← Back to team overview

launchpad-dev team mailing list archive

timeouts, fire fighting and 'we are finished when...'

 

We want low timeouts to prevent cascading server lockups: it only
takes a few long concurrent CPU bound queries and other users
experience huge delays in their work. Low timeouts also gives users a
faster signal when they do something thats unusually expensive. A
snappy system is easier to keep running fast and snappy: less lock
contention, less IO contention etc.

Most, if not all of our timeouts are caused because we *have a
successful product*. Starting with the simplest thing and iterating is
a fantastic principle, but the corollary is that we have to iterate:
the hard timeout limit is our backstop for when something we're
iterating on is made slower by users. So every time we make the system
better we can simply expect more users and more pressure on the DB,
more mails to send, more bugs to index, etc.

Thus, it seems to me that we should only consider a timeout problem
fixed when we *have enough headroom* to tolerate growth for a
reasonable time. Concretely, something that is timing out on 5% of
calls and routinely taking (say) 15 seconds on the server today -
thats something we should bring down to completing in (say) 3 seconds
on the 15 second dataset before switching context. Otherwise we'll be
coming back to it almost immediately, and progress will feel slow.
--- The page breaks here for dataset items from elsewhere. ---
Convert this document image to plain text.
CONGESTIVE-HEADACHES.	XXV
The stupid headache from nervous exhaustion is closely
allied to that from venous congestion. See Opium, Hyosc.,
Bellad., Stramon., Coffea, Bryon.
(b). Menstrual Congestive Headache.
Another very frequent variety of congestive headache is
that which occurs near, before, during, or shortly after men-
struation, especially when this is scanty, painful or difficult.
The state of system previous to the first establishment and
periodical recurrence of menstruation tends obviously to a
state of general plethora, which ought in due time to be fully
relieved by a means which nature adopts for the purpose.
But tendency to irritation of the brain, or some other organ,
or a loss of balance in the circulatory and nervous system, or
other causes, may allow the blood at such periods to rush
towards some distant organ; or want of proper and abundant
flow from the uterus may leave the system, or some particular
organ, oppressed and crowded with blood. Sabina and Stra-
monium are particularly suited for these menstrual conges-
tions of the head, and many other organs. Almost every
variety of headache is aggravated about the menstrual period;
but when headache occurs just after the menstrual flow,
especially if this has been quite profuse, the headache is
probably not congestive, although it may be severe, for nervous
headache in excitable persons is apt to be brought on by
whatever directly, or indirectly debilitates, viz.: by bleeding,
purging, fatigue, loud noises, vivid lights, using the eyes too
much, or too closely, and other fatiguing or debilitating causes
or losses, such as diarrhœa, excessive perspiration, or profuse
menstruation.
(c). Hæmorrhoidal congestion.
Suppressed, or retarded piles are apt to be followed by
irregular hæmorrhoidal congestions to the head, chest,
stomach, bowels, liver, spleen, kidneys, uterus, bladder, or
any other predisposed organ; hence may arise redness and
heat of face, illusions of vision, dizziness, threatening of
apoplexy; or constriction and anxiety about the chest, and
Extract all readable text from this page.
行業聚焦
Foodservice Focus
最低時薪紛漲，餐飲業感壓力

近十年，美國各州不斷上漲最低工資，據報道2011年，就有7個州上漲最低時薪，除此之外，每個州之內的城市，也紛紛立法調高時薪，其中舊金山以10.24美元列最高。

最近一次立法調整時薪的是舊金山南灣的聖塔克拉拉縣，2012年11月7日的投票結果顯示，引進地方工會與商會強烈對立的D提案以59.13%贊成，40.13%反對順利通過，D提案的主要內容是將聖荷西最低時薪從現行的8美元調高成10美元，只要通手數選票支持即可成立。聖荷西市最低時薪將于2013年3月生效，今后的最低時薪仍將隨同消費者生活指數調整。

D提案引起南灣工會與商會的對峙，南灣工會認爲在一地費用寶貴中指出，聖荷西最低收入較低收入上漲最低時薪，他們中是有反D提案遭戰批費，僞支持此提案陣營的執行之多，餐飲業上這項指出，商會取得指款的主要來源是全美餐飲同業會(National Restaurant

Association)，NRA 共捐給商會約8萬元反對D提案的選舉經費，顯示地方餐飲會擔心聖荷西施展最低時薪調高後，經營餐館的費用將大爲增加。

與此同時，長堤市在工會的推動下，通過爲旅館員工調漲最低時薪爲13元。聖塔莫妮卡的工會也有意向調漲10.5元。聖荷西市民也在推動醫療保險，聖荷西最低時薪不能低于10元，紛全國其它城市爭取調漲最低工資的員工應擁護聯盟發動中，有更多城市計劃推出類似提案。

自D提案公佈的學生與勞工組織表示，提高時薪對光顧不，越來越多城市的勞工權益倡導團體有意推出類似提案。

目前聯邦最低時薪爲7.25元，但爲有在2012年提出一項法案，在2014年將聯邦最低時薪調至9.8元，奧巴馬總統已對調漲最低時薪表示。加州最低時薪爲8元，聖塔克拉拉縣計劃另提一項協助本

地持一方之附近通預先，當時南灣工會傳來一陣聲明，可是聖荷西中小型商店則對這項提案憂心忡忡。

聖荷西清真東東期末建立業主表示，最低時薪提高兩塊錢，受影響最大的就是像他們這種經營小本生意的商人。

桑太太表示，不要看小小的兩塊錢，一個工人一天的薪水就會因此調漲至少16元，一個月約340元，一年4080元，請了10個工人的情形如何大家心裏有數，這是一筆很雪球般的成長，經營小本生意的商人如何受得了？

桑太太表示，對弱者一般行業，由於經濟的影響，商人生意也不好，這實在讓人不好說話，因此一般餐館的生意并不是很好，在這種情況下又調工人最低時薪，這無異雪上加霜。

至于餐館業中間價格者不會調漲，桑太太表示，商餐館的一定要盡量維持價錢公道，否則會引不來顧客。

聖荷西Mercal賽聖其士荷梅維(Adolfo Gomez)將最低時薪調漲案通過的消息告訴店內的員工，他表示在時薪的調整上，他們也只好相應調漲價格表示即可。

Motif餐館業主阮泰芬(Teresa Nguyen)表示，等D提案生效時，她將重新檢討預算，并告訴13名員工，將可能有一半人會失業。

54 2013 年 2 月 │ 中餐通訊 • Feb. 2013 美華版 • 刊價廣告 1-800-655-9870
In
bzr, once we got status really seriously under control, it let us stop
getting hammered with performance issues in that part of the code
base, we stopped reanalysing the same problem and were able to forget
about it for a couple of years because it was under control.

There are some infrastructural issues that will make this hard: I'm
going to unblock anyone who wants to work on such things (like rabbit)
in anyway I can; as time permits I'll be working directly on those
enablers too.

Cheers,
Rob